Many Goals for One Residency: An NDSR Project Update

The following is a guest post by Jen LaBarbera, National Digital Stewardship Resident at Northeastern University Library.

Jen head shot

Jen LaBarbera

It’s hard to believe that I only have two and a half months left in this residency. Despite Boston’s interminable winter (officially the snowiest on record), my time as a National Digital Stewardship Resident at Northeastern University has flown by!

As with many digital preservation projects, while my residency is technically under the auspices of Northeastern’s Archives and Special Collections, my work is closely tied to a few other areas of the library. My desk is in the Library Technology Services suite, but about half of the folks I work most closely with are in the Digital Scholarship Group, and I’m in fairly regular contact with our metadata librarians.

At present, my project involves four distinct but related goals. The first three involve developing workflows for the following basic categories of digital material in the archives:

  1. Born-digital materials (ingest recently born-digital content from Our Marathon to a new digital repository service).
  2. Digitized materials (ingest digitized images and documents for two Latino collections – Inquilinos Boricuas en Acción and La Alianza Hispana – to the new digital repository service).
  3. Legacy digital materials (make accessible the “box of disks” from the Hispanic Office of Planning and Evaluation records).
  4. Develop a digital preservation plan for Northeastern.

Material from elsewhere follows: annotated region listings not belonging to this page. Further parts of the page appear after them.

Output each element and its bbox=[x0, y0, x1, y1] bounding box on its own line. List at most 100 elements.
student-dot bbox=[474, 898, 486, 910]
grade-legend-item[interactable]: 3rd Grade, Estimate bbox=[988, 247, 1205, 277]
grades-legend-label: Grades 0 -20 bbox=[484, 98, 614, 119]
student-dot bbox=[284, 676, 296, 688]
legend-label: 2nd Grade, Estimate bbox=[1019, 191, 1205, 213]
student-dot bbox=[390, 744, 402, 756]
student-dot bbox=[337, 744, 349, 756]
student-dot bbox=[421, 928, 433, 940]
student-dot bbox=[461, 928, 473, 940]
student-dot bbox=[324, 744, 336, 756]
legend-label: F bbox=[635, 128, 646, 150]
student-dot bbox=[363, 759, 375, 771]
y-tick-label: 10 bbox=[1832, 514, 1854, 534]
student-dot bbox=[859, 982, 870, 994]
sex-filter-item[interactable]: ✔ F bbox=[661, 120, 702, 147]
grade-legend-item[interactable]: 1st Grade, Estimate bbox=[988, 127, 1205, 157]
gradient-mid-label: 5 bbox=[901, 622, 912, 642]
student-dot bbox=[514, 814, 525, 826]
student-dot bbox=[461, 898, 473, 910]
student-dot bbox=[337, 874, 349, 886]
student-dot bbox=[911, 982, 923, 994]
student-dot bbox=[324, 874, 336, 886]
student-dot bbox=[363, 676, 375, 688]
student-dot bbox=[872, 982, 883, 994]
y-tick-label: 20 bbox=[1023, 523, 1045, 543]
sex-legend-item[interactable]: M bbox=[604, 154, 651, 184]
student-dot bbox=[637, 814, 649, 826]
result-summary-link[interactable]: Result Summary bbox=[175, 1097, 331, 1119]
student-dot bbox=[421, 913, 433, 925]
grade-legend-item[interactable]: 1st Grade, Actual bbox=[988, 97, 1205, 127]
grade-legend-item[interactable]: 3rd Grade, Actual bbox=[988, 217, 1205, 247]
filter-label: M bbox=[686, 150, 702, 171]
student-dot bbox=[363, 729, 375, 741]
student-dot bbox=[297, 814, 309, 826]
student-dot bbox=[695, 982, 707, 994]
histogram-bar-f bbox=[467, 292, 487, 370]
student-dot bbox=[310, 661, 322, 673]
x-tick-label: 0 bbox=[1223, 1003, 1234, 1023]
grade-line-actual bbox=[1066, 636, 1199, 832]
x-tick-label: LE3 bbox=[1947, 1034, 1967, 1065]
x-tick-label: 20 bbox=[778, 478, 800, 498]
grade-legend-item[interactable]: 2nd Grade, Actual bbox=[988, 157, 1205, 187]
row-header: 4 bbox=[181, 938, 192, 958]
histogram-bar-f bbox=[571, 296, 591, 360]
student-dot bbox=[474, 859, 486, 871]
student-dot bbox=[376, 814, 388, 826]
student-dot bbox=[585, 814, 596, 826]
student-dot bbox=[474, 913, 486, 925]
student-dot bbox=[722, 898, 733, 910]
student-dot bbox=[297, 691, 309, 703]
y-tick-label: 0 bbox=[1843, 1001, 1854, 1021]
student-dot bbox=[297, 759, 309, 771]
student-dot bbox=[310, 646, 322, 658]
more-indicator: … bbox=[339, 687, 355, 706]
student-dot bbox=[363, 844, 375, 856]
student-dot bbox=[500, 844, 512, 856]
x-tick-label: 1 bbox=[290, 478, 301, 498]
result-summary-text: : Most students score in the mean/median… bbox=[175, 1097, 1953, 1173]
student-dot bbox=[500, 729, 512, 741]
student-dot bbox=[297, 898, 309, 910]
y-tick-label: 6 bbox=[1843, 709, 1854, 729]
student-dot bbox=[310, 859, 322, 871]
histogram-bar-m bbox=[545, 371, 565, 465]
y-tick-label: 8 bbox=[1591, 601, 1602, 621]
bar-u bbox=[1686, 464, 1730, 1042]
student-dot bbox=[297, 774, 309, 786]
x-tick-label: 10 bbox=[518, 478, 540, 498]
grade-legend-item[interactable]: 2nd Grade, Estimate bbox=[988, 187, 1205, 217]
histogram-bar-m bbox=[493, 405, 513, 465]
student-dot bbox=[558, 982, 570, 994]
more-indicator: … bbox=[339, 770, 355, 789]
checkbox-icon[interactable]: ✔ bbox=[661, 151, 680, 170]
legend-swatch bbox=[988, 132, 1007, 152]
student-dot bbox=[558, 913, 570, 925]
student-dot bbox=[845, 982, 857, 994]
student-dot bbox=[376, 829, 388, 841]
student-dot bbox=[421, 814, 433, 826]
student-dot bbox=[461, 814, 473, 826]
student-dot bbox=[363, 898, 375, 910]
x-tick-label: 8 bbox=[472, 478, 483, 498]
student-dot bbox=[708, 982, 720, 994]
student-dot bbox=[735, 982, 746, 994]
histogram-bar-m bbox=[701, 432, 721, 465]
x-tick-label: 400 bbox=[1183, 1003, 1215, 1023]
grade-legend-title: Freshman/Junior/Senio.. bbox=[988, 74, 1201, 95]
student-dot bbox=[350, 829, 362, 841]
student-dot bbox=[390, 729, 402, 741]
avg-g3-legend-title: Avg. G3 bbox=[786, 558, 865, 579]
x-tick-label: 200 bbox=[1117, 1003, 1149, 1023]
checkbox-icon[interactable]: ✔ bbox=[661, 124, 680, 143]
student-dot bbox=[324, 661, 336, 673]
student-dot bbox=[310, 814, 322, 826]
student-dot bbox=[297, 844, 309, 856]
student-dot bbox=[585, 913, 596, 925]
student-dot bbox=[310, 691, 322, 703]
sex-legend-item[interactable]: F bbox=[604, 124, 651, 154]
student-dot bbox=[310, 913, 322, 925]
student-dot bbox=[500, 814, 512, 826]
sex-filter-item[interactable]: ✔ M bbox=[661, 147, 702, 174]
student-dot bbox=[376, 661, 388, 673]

Of course, this last goal is enormous, and could easily be its own separate project for a resident. When I started at Northeastern in September, there was a lot of interest in developing a digital preservation plan for the institution. Most of this work will happen after my residency ends, but I am in the process of creating a light framework for Northeastern’s future in planning for digital preservation.

As you can see, the first two goals involve developing workflows as they relate to Northeastern’s new digital repository service (DRS). When I started here in the fall, Northeastern was in the middle of launching this beautiful new custom-built Fedora-based institutional repository. Along with the release of this upgrade from their old repository service, of course, comes the development of new workflows. As the resident at Northeastern, it is my job to develop these workflows for the three types of digital material that the Archives and Special Collections deal with: digitized, recently born-digital and legacy born-digital. The collections mentioned in the list above are to act as test cases for these workflows.

Screenshot of "Our Marathon"

Screenshot of “Our Marathon.”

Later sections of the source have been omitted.